To a policeman that is apparently what a head is for.
One of the heads belonged to the son of a Dearborn doctor named Clem Kocinski. The police claim he was hit by someone other than a policeman. Dr. Kocinski, whose son was not even on Belle Isle and hadn’t been all afternoon, said his son was struck as he emerged from the Howard Johnson’s Restaurant at the foot of the Belle Isle bridge.
The doctor added that a Detroit area school teacher had called to inform him that he too had been attacked by the police when he sought assistance in getting from the restaurant to his car.
Most of the trouble a high police official has privately admitted. came from the mounted police. Miss Nancy E. Goldsworthy, who attended the love-in with companions, including a returned Vietnam Marine veteran, in a letter to the Detroit Free Press on May 3, supported the charge that the police were at fault: “The sidewalk (on Jefferson) was no sanctuary as the police galloped...into the crowd recklessly smashing the closest head with their clubs. The remnants of the crowd were still trapped on the bridge with but two choices: to jump over the railing and fall 80 feet or to crouch down helplessly... We feel that the Detroit Mounted Police started a riot rather than prevented one. We used to think police brutality was a farce but may be it isn’t.”

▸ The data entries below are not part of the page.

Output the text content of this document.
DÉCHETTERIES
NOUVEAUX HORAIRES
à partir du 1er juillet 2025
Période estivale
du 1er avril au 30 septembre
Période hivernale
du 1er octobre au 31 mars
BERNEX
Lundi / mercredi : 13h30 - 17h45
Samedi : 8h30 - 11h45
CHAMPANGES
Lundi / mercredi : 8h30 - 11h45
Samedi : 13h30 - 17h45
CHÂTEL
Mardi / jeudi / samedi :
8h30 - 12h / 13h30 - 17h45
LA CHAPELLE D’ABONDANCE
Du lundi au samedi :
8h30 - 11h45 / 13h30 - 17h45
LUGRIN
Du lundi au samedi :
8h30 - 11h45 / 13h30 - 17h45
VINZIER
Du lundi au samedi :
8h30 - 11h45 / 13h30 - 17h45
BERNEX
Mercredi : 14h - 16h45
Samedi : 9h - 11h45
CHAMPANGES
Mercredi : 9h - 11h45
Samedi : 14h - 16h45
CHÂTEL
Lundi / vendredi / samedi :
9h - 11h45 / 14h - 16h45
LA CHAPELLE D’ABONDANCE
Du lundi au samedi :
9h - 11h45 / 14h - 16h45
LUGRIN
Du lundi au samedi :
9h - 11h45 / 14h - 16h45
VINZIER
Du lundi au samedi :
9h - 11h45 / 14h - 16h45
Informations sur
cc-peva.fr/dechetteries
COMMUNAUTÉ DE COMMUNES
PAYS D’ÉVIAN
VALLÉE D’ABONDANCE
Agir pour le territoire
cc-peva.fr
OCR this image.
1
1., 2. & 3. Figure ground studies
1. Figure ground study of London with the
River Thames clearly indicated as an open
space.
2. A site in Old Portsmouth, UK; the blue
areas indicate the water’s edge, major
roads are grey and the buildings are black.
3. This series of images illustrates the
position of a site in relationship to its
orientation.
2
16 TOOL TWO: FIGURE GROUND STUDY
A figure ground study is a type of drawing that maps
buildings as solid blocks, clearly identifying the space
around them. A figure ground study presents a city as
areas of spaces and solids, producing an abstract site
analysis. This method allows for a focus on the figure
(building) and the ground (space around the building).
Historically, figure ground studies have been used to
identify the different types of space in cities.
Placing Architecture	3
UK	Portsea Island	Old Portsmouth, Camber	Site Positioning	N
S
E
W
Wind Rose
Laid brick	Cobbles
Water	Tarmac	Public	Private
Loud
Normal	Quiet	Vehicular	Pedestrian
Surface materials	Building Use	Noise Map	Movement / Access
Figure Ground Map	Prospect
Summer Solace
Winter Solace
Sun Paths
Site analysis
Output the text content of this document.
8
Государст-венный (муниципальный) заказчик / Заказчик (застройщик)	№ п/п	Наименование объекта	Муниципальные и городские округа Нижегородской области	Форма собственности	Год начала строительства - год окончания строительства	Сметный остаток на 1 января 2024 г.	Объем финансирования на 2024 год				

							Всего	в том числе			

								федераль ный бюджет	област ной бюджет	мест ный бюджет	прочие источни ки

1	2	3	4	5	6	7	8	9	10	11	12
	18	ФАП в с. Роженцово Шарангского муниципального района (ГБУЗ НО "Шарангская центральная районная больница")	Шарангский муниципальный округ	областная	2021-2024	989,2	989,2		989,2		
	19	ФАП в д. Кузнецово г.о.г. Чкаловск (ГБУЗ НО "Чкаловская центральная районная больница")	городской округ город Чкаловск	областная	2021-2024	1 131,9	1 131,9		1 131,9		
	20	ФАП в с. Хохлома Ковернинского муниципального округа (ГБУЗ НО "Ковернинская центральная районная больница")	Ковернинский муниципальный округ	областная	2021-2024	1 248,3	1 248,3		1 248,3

One can sympathize with the police. They were confused. Confusion leads to frustration. And frustration, the psychologists tell us, produces aggression.
Role confusion is the technical term. What is a policeman supposed to do at a love in anyway? Usually they find out what to do by listening to their superiors. And the superiors find out from the newspapers and the politicians. But the newspapers and the politicians were confused.
On one day, the Detroit News ran four separate stories, features and columns on John Sinclair. Enough to make you forget about the war in Vietnam. Damn near bumped out crime in the streets. For what?
Because they don’t understand it. Fear of the Unknown. Anthony Bertoni, former head of the Tactical Mobile Units and currently chief inspector of the Detroit Police Department issuing a joint statement with convicted dope peddler, sex maniac, molester of children’s minds John Sinclair. Just getting past the pun involved is enough to boggle the mind.
And boggle it did. The newspapers still haven’t figured out whether they were for it or against it. And the prosecutors of Oakland, Wayne and Macomb counties haven’t yet apparently figured out whether the Sun is obscene or not and whether it should be sold to people under 85 years of age. So they’re no help.
School principals are more decisive. They have taken to suspending students from school for “sales or possession” of either the Sun or the Fifth Estate. What would we do without the educators, training young minds in Freedom and Democracy?
History would seem to indicate that hate will carry the day.